Say we want to fit the data above to the model we made with the three paramters. There are many ways we could do this but let's explore a way that's interactive and very helpful though it takes a bit of extra coding.

Note that if the `ipywidgets` ineractive features isn't working try, in the Anaconda command prompt, running:
> `conda install -c conda-forge ipywidgets`

In [29]:
#first, import necessary modules for interactive capabilities
import ipywidgets as widgets
from ipywidgets import interact, fixed

#define a function to plot the results
def plot_results(X=120000,alpha=0.5,C=1000): 
    fig,ax = plt.subplots(figsize=(5,4))
    ax.plot(real_data[:,0], real_data[:,1],'bo')
    ax.plot(real_data[:,0], viralLoadConc(np.array([X,alpha,C]), real_data[:,0]),'-r')
    

In [30]:
#mpld3.disable_notebook()

#Pass to the function interact the plotting function and the paramters.
#The parameters get a range of values that can vary between.
#If paramter is given three values, last one is the step size.
interact(plot_results,X=(20000, 250000), alpha=(0.01,1,0.05),C=(0.1,10000), continuous_update=False)

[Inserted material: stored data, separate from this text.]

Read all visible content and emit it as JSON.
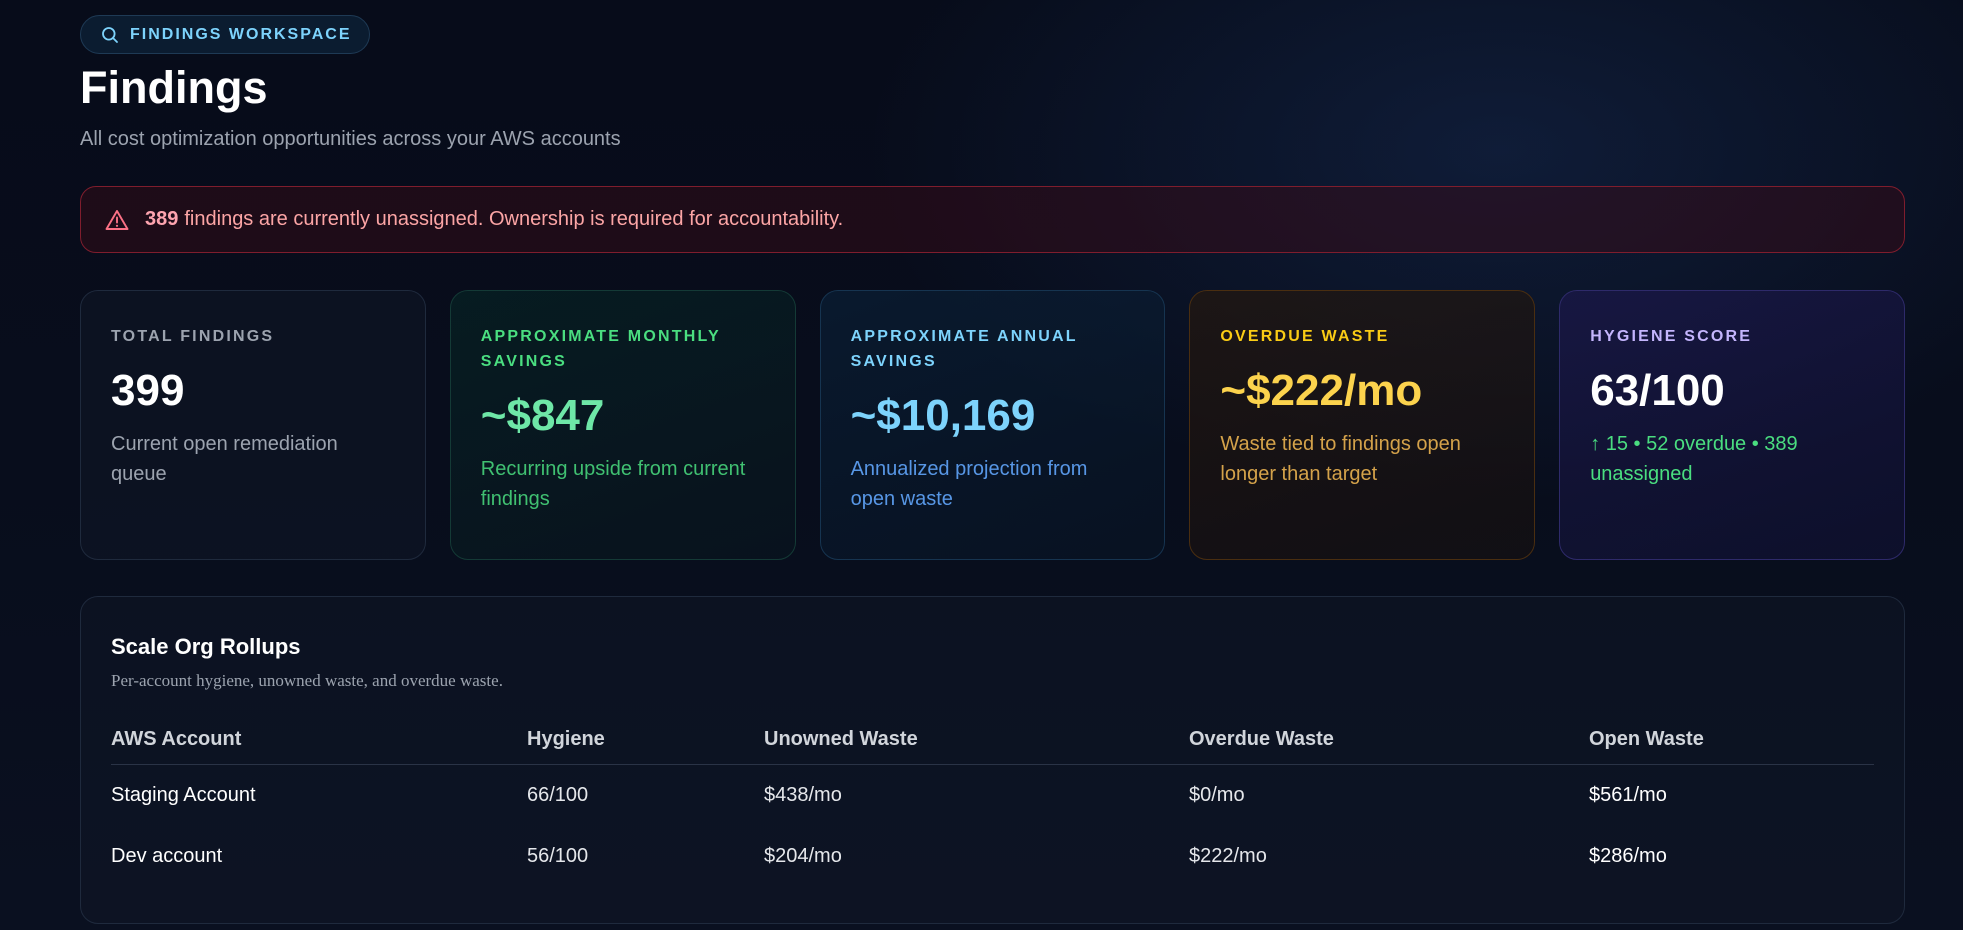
{
  "header": {
    "badge_label": "FINDINGS WORKSPACE",
    "badge_icon": "search-icon",
    "title": "Findings",
    "subtitle": "All cost optimization opportunities across your AWS accounts"
  },
  "alert": {
    "icon": "warning-triangle-icon",
    "count": "389",
    "message": "findings are currently unassigned. Ownership is required for accountability.",
    "color": "#fca5a5"
  },
  "cards": {
    "total": {
      "label": "TOTAL FINDINGS",
      "value": "399",
      "description": "Current open remediation queue"
    },
    "monthly": {
      "label": "APPROXIMATE MONTHLY SAVINGS",
      "value": "~$847",
      "description": "Recurring upside from current findings",
      "color": "#6ee7a7"
    },
    "annual": {
      "label": "APPROXIMATE ANNUAL SAVINGS",
      "value": "~$10,169",
      "description": "Annualized projection from open waste",
      "color": "#7dd3fc"
    },
    "overdue": {
      "label": "OVERDUE WASTE",
      "value": "~$222/mo",
      "description": "Waste tied to findings open longer than target",
      "color": "#fcd34d"
    },
    "hygiene": {
      "label": "HYGIENE SCORE",
      "value": "63/100",
      "description": "↑ 15 • 52 overdue • 389 unassigned",
      "color": "#c4b5fd"
    }
  },
  "rollups": {
    "title": "Scale Org Rollups",
    "subtitle": "Per-account hygiene, unowned waste, and overdue waste.",
    "columns": [
      "AWS Account",
      "Hygiene",
      "Unowned Waste",
      "Overdue Waste",
      "Open Waste"
    ],
    "rows": [
      [
        "Staging Account",
        "66/100",
        "$438/mo",
        "$0/mo",
        "$561/mo"
      ],
      [
        "Dev account",
        "56/100",
        "$204/mo",
        "$222/mo",
        "$286/mo"
      ]
    ]
  }
}
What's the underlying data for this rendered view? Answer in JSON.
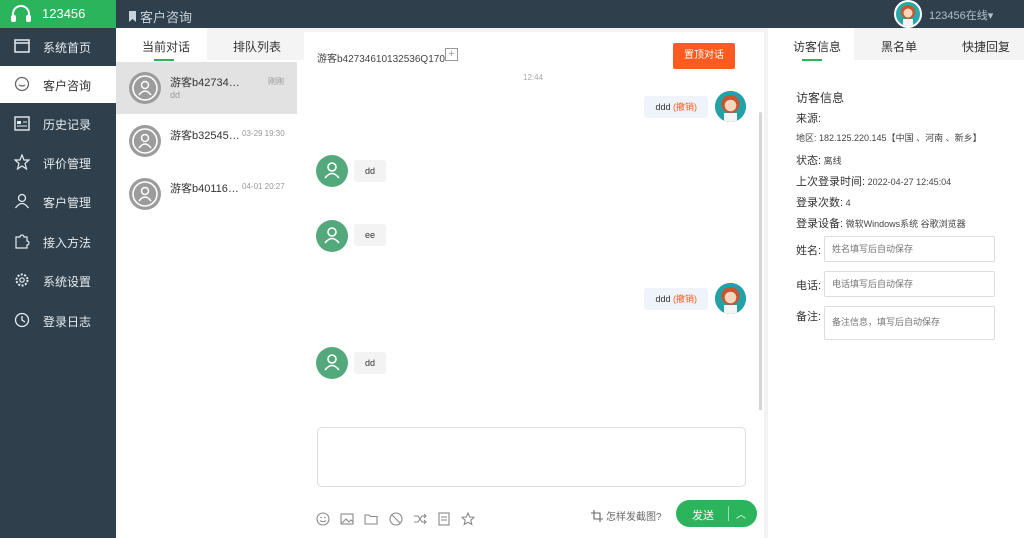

interactive(children=(IntSlider(value=120000, description='X', max=250000, min=20000), FloatSlider(value=0.5, …

<function __main__.plot_results(X=120000, alpha=0.5, C=1000)>

With the <code>interact</code> function we can find some nice parameters to use for fitting the data.

In [31]:
initialGuess = np.array([165000, 0.5,1000]) #our initial guess at paramters
def errorFunc(params, data):
    '''
    This function returns the error between the data and the model.
    Arguments:
        params - parameters for model (X, alpha, C)
        data - 2D array. First column is time, second column is viral load
    Returns:
        The difference between the data and the model
    '''
    times = data[:,0]
    viralData = data[:,1]
    theory = viralLoadConc(params, times)
    return viralData-theory

In [33]:
from scipy.optimize import leastsq #import least squares fitting module

bestFit, flag = leastsq(errorFunc, initialGuess, args=(real_data))
print( bestFit)

[ 1.64846509e+05  2.48386292e-01 -2.80686701e+04]


In [34]:
fig,ax = plt.subplots(figsize=(5,4))
ax.plot(real_data[:,0],real_data[:,1],'bo')
ax.plot(real_data[:,0], viralLoadConc(bestFit, real_data[:,0]),'-r')

<IPython.core.display.Javascript object>

[<matplotlib.lines.Line2D at 0x23224f3a190>]

Note that the best fit parameters may be unphysical. Is that the case here? What could be done if so?

## Excercise 6: Modeling and Fitting Data, Part 2

Consider the following function that can be used to model bacteria activity, $W$, as a function of time, $t$:
$$ W(t) = A (e^{-t/\tau} - 1 + t/\tau)$$

In [36]:
bact_data = np.load("g149novickB.npy")
print ("Dimensions of the loaded dataset:", bact_data.shape)
bact_time = bact_data[:,0] #time in hours
bact_activity = bact_data[:,1] #beta-galactosidase activity (arbitrary units)

Dimensions of the loaded dataset: (20, 2)


#### Your task is to create a code the function modeling bacteria activity (given above). Then find the parameters *A* and $\tau$ that best fit the data. Use the methods described above to do so.